Efforts to quantitatively analyze canine behavior have been attempted throughout history. However, unlike physiological traits, which can be measured objectively, behavior is inherently subjective and thus challenging to quantify. Currently, several different behavioral scoring systems are used to describe the behavior of dogs. The Canine Behavioral Assessment and Research Questionnaire (C-BARQ) has been developed for all dogs to assess various behavior attributes, such as aggression, fear, and anxiety (1). The C-BARQ has been used previously to predict guide dog success, however, Guiding Eyes for the Blind (GEB) did not find it adequate for predicting success in their program because the questions the C-BARQ identified as predictive of success were not the primary reasons dogs were being released from their program, therefore there was little utility in using it as their primary behavior evaluation (2). While the C-BARQ has been used by assistance dog organizations, it lacks some important assistance dog-specific behaviors that many organizations want to quantify, such as harness and body sensitivity, stress response, and willingness to work. Behavior is genetically and environmentally complex, and measuring the specific attributes of assistance dog success has been challenging and debated (3). Many researchers have developed questionnaires, utilized aspects of the C-BARQ, or surveyed volunteers raising assistance dogs in training to attempt to capture behaviors of interest. With the development of assistance dog breeding programs, a standardized, consistent, reliable scoring system was needed.
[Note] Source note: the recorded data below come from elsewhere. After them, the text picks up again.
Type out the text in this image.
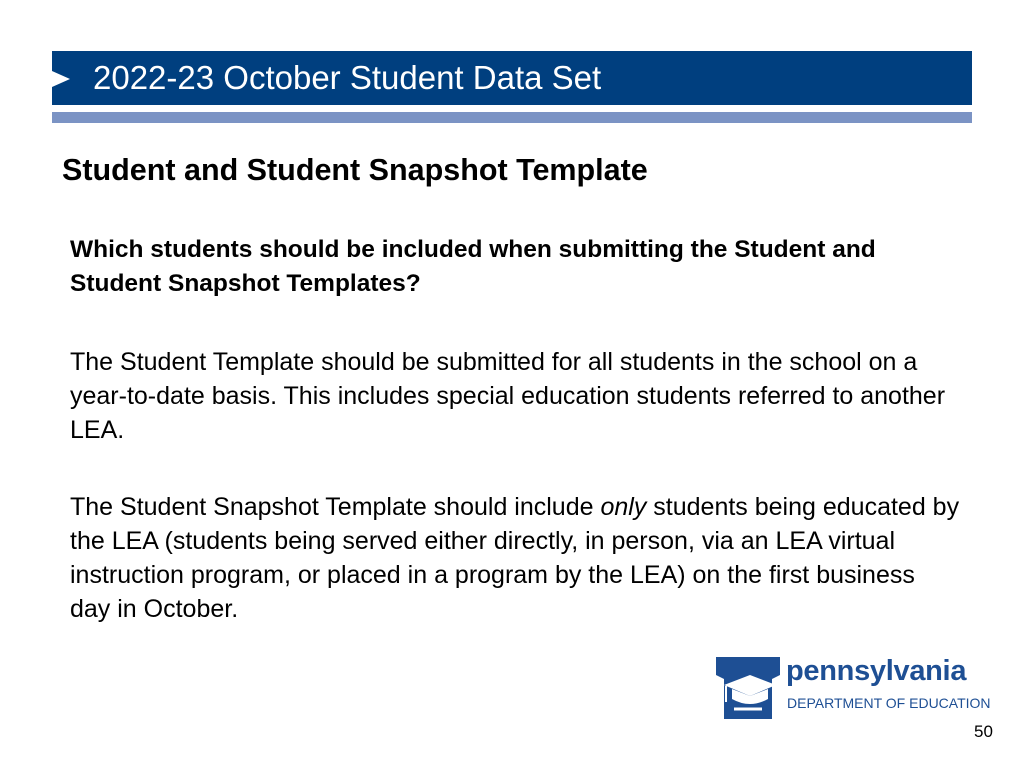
2022-23 October Student Data Set
Student and Student Snapshot Template
Which students should be included when submitting the Student and Student Snapshot Templates?
The Student Template should be submitted for all students in the school on a year-to-date basis. This includes special education students referred to another LEA.
The Student Snapshot Template should include only students being educated by the LEA (students being served either directly, in person, via an LEA virtual instruction program, or placed in a program by the LEA) on the first business day in October.
pennsylvania
DEPARTMENT OF EDUCATION
50
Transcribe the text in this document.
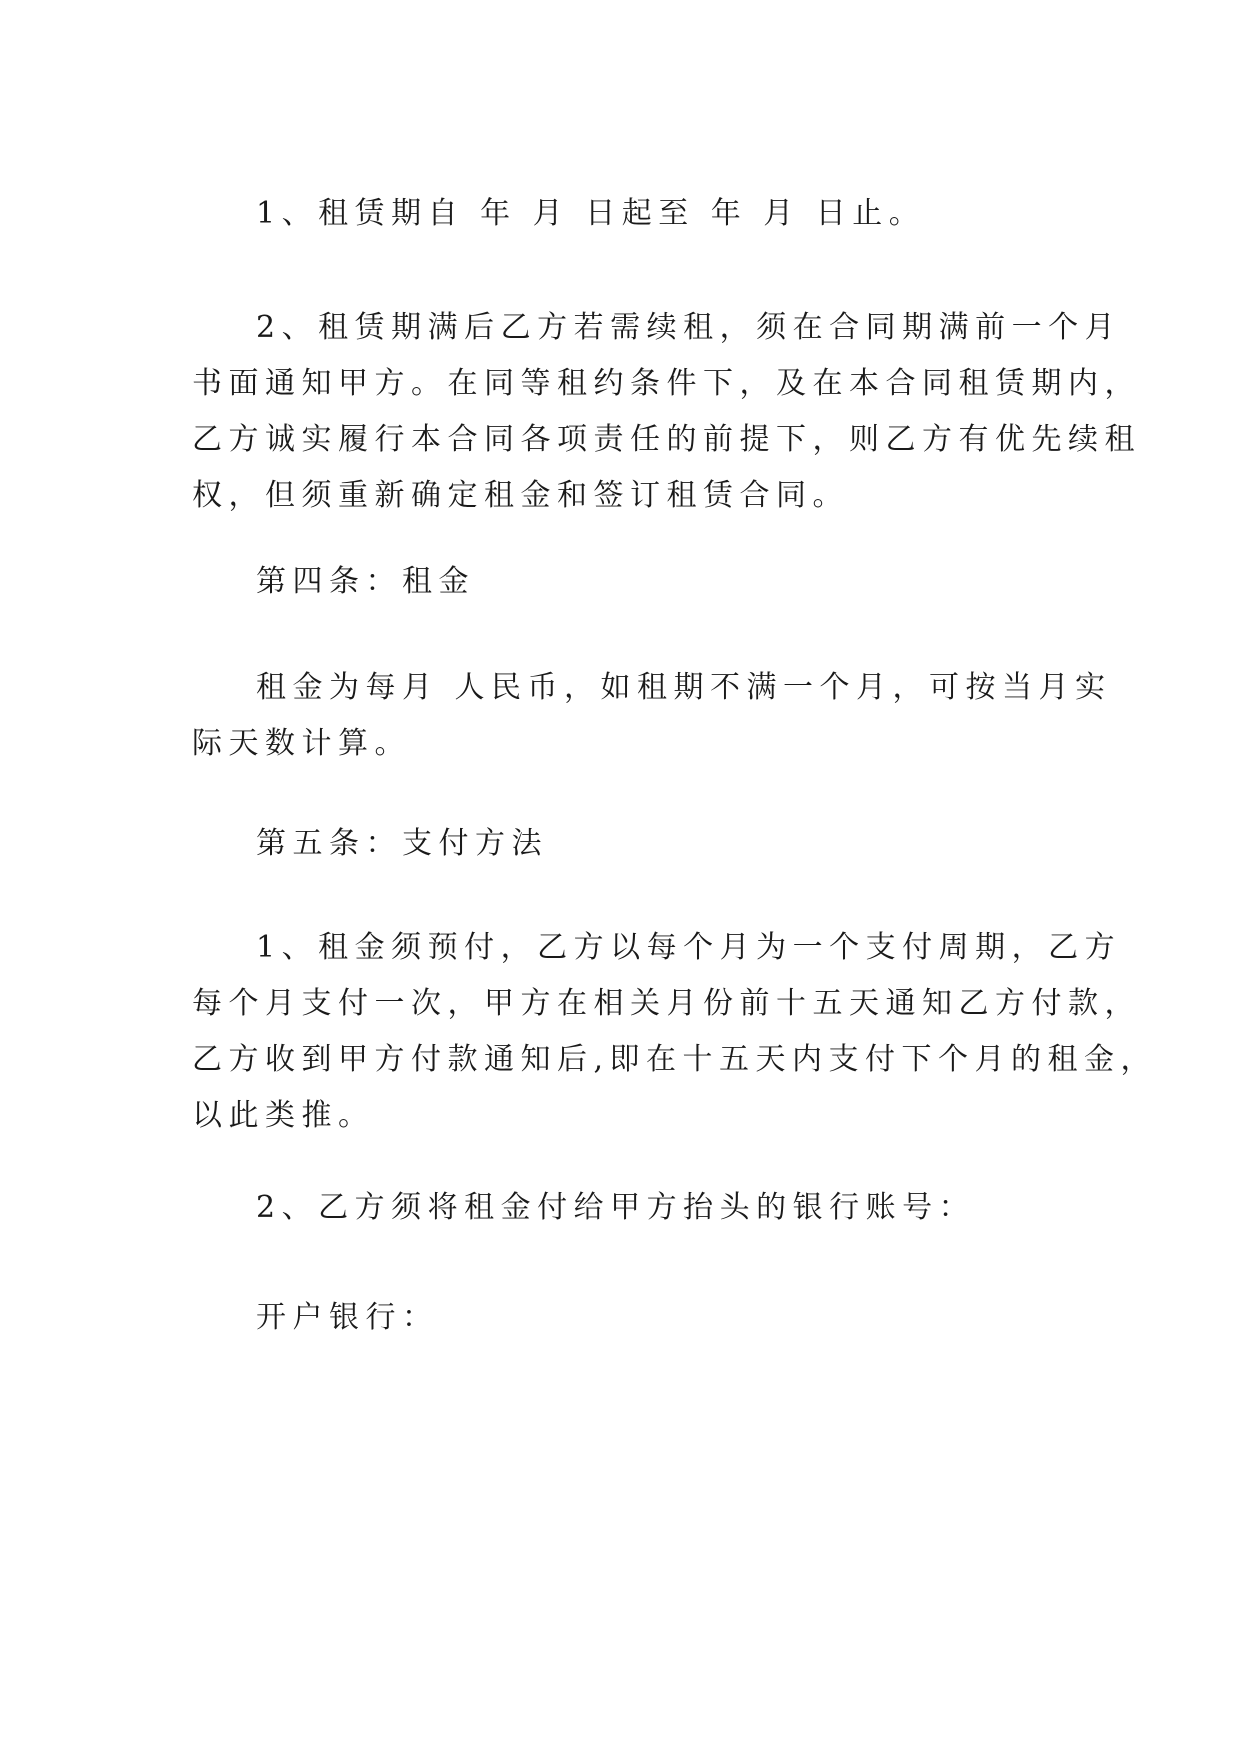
1、租赁期自 年 月 日起至 年 月 日止。

2、租赁期满后乙方若需续租，须在合同期满前一个月
书面通知甲方。在同等租约条件下，及在本合同租赁期内，
乙方诚实履行本合同各项责任的前提下，则乙方有优先续租
权，但须重新确定租金和签订租赁合同。

第四条：租金

租金为每月 人民币，如租期不满一个月，可按当月实
际天数计算。

第五条：支付方法

1、租金须预付，乙方以每个月为一个支付周期，乙方
每个月支付一次，甲方在相关月份前十五天通知乙方付款，
乙方收到甲方付款通知后,即在十五天内支付下个月的租金，
以此类推。

2、乙方须将租金付给甲方抬头的银行账号：

开户银行：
The Behavior Checklist (BCL) is a behavior scoring system initially developed by James Serpell at the University of Pennsylvania, in collaboration with The Seeing Eye, as a validation tool for the C-BARQ (4). GEB led the further development of the BCL with the support and guidance of Dr. Serpell and the involvement of multiple guide and assistance dog organizations (5). The BCL has since been widely adopted and is rapidly emerging as an industry standard. The International Working Dog Registry is a database that stores and analyzes BCL data for assistance dog organizations around the world. The registry currently contains 82,000 BCLs from 109 unique assistance dog organizations, with over 59,000 BCLs submitted from the United States alone (6, 7). The BCL’s definitions are based on outward signs of stress, and the face validity of the BCL was verified using wearables that measured psychological measures of movement and heart rate with a 90% accuracy in predicting BCL scores (8). It also has been instrumental in providing data for calculating estimated breeding values for genetic improvement by identifying replacement breeding dogs most likely to produce progeny possessing the desired behavior traits in guide dogs (6). The 52 BCL items rate aspects of behavior spanning anxiety, fear, aggression, stress, and other behaviors after exposure to a variety of stimuli. These traits can be grouped into categories based on common reasons dogs are released from training programs (“trainer-defined groups”), including emotional composure, resilience, environmental soundness, adaptability, touch sensitivity, willingness, initiative, as well as some miscellaneous items based on definitions for each BCL item, most being on a 1 to 5 scale. GEB utilizes the BCL at several time points, including shortly after weaning, throughout raising, at the start of training, part-way through training, and before client placement. Dogs released from training are typically evaluated at the time of dismissal. Longitudinal BCLs are scored based on observations from two formal tests and multiple observations of similar assessments during the 2–14 months of puppy raising and another set of multiple observations during professional guide dog training. Typically, dogs with consistent moderate or severe reaction to stimuli are released from training programs shortly after evaluation.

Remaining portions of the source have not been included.